My first semester of teaching hermeneutics is almost over, I have three papers left to grade. However I was pleasantly interrupted by an email from one student. He asked for advice regarding how to continue to develop his skills as a Bible reader. His attempts to find the “Main Idea of the Text” were often close, but not quite where he wanted them. He was hoping I could point him to some class, or book, or something that could help him to continue to develop.
Emails like that make me so excited. I love to see guys long to read the Bible better. I love that he is taking his education seriously. I love that he is willing to put in the work it takes to understand God’s Word better and to communicate it more clearly. Emails like that make teaching an exciting profession.
I responded to this student like any good preacher would, with three points. I will include them below.
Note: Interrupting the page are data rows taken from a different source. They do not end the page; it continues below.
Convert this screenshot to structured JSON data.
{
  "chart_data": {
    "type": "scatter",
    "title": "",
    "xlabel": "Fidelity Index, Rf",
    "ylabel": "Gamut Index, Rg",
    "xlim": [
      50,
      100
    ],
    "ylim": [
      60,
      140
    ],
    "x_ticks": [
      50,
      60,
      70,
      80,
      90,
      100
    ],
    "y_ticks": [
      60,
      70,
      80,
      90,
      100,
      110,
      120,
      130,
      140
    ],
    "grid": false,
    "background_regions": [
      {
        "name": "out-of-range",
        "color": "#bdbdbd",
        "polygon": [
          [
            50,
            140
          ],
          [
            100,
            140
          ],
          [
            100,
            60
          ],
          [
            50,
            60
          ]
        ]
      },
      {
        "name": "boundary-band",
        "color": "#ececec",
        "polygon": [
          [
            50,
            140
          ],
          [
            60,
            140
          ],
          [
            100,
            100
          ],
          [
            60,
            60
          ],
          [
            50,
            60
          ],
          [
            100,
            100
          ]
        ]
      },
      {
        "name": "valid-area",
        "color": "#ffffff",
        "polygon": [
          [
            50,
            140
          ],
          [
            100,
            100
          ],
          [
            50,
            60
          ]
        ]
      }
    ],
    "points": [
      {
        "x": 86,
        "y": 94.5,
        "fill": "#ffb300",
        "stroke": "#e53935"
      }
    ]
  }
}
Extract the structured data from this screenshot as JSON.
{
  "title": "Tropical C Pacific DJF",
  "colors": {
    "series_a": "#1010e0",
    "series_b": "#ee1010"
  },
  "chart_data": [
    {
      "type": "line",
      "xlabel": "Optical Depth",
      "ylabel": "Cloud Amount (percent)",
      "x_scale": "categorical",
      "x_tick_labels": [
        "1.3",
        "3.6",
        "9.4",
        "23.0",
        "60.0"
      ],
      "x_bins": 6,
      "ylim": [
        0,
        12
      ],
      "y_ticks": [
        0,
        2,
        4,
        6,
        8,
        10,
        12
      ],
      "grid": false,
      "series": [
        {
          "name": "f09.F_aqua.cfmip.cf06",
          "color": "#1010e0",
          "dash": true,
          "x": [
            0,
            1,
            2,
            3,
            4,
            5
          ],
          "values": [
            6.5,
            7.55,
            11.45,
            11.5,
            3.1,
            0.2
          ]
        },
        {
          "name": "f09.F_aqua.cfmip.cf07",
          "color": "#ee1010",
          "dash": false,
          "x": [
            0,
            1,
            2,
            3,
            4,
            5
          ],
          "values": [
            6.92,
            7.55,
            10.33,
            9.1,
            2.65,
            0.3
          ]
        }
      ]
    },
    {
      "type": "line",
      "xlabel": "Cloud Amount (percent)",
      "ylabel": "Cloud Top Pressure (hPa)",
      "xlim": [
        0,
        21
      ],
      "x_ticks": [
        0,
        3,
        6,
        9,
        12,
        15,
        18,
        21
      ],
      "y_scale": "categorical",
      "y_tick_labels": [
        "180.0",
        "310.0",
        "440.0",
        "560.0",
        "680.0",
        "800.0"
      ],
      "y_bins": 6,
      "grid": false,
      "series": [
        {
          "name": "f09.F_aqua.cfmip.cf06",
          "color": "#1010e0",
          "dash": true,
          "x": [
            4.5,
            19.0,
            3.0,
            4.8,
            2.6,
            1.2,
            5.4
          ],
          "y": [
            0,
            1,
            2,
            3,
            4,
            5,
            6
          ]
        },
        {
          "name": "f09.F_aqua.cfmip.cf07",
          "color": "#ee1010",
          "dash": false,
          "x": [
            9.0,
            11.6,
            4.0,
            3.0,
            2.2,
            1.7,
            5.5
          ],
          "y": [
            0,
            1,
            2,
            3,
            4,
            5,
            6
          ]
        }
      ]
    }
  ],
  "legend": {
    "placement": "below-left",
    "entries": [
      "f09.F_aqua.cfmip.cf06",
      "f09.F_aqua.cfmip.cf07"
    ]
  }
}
I would love to hear if you have any other advice.
- It is important to remember that reading this way takes practice. Most of us were not trained to look for the author’s main point when we read the Bible. Many preachers seem to work from model of reading the text that we would not accept. Rather than first asking, “what is this text saying,” many pastors start with “what does my congregation need to hear?” Then they pick and choose what parts of the text to emphasize based on what they think will most powerfully or effectively address their audience.
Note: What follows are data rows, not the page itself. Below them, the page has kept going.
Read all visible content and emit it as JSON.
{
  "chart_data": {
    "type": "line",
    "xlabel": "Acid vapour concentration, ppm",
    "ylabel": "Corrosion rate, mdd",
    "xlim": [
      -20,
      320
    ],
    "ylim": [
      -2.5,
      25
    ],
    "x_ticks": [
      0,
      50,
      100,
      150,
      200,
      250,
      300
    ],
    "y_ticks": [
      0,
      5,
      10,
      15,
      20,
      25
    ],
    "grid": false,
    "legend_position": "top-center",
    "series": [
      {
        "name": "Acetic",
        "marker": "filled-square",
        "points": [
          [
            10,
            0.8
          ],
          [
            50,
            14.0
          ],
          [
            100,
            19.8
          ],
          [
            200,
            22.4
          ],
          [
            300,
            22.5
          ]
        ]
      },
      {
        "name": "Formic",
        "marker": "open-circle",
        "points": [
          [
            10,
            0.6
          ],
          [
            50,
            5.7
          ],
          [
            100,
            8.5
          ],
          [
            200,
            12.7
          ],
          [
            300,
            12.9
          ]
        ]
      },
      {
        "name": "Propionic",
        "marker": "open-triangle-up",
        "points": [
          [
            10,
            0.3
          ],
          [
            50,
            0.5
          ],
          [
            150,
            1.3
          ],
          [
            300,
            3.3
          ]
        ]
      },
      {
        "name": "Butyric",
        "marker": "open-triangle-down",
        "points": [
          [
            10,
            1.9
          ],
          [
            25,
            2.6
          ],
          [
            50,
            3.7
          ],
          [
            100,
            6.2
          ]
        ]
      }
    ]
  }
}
What we are asking you to do this semester is vastly different and can seem foreign to many students. However, if you are convinced, as I am, that meaning should come from the author, then you will have to retrain yourself to read with the author’s main point in front of your mind at all times. Just like any training that is worth doing, it will take time and practice. So, be patient and keep pressing toward a better way.
- Another important thing to do is to practice your own writing skills. Do as much writing as you can. Try to keep your arguments succinct. As you become a more proficient writer you will begin to find it easier to get in the mind of the Biblical writers. It’s true that they use genres that will be different from your own. However, as you write you will begin to identify with the struggle over what sentence should go where, and how to order your paragraphs. These types of questions are common to almost all writers.
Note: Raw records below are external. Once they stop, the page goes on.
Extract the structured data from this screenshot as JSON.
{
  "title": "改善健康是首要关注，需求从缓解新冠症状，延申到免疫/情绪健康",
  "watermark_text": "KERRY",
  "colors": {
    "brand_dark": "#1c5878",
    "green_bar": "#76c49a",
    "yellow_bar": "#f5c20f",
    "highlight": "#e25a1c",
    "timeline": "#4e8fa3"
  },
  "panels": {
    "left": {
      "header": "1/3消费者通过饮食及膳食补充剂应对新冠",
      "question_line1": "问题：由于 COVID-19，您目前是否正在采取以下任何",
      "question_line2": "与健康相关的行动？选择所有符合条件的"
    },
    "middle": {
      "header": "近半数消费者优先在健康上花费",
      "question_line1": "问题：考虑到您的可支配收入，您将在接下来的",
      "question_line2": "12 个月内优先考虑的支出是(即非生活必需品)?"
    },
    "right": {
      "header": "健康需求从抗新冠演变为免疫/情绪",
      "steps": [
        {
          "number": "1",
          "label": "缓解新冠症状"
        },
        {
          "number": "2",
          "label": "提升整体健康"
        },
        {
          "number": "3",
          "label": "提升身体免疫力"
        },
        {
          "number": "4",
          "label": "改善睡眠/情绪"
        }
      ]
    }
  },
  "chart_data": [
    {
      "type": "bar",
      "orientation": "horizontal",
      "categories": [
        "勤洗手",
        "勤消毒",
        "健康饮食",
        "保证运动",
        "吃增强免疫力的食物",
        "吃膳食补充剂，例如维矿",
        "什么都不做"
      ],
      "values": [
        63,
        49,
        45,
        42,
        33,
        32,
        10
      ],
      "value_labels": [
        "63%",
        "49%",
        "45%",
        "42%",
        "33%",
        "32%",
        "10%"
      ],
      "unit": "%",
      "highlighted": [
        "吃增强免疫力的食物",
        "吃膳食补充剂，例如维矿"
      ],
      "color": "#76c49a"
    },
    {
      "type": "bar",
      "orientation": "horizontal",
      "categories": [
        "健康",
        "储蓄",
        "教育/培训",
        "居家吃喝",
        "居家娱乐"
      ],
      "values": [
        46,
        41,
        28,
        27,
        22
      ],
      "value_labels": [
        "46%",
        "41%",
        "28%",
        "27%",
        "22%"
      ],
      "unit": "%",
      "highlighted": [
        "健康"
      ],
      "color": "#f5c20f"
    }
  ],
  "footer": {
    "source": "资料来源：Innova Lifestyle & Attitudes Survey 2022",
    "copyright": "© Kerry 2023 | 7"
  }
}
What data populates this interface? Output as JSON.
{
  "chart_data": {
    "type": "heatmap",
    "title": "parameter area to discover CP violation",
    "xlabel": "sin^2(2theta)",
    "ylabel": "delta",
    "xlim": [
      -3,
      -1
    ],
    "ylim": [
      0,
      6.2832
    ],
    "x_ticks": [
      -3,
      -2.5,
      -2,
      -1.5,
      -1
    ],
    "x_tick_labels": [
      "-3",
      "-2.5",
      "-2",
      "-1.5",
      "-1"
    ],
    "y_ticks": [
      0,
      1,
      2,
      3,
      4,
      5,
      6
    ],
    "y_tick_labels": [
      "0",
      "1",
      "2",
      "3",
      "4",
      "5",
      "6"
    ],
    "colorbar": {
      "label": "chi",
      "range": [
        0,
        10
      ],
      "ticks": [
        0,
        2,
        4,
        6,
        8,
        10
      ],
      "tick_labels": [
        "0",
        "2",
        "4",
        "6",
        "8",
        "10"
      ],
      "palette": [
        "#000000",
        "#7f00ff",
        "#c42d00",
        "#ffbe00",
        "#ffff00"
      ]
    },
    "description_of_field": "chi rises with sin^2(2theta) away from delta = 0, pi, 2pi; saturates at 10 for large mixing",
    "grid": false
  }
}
Also, you can begin to read books on writing style and sentence construction. I am personally hoping to begin reading Stanley Fish’s book, How to Write a Sentence, in order to continue to train myself in this area. Howard Hendricks suggested a similar strategy, recommending Mortimer Adler’s How to Read a Book.
- Regarding classes to take, you should be aware that there is no single class you can take that will make you a good Bible reader or help you correctly find the main idea every time. However, you will find certain classes more helpful than others. Bible reading is, at its heart, simply reading. Therefore you are well served by taking as many English and literature classes as possible. Pay special attention to teachers who discuss issues like grammar and genre as these issues translate exceptionally well to Bible reading. College students at Southeastern should take classes with Dr. Michael Travers whenever possible. He is well known for his work in various genres, especially poetry. If you get to take his class, beg him to teach you how author’s use their genre to communicate their points, not only to our minds but to our hearts.
In my own experience, my Greek classes contributed to my understanding of Bible reading more than any others. The first two semesters are hard work, and the main payoff is really just a little bit of grammar. However, if you are willing to push through, the 3rd, and especially the 4th semester are much more helpful. Plus, once you finish the third semester you are qualified to begin taking book studies in the original language. I don’t mean to suggest that “practical” classes, or even theology classes, can’t be helpful, however, I decided, when I started seminary, to spend almost all of my electives in Greek. I have never regretted that decision. Learning to read the Bible well was worth all the work.
Perhaps no single class was more influencial that Dr. David Black’s 4th semester Greek class. The opportunity to work through the entire book of Philippians with Dr. Black was an invaluable experience. Additionally, that semester he introduced me to a book that profoundly influenced the way I read the Bible. Dr. Black’s, Linguistics for Students of New Testament Greek, provides a clear guide for analyzing the authors words, sentences, and style in order to locate the main idea. Even if you haven’t had a single Greek class, it would be worth buying, however it will obviously be much easier for students who have taken some Greek. Regardless, you should not miss out on his chapters on syntax, semantics, and discourse analysis.
If you have any other advice, I’d love to hear it!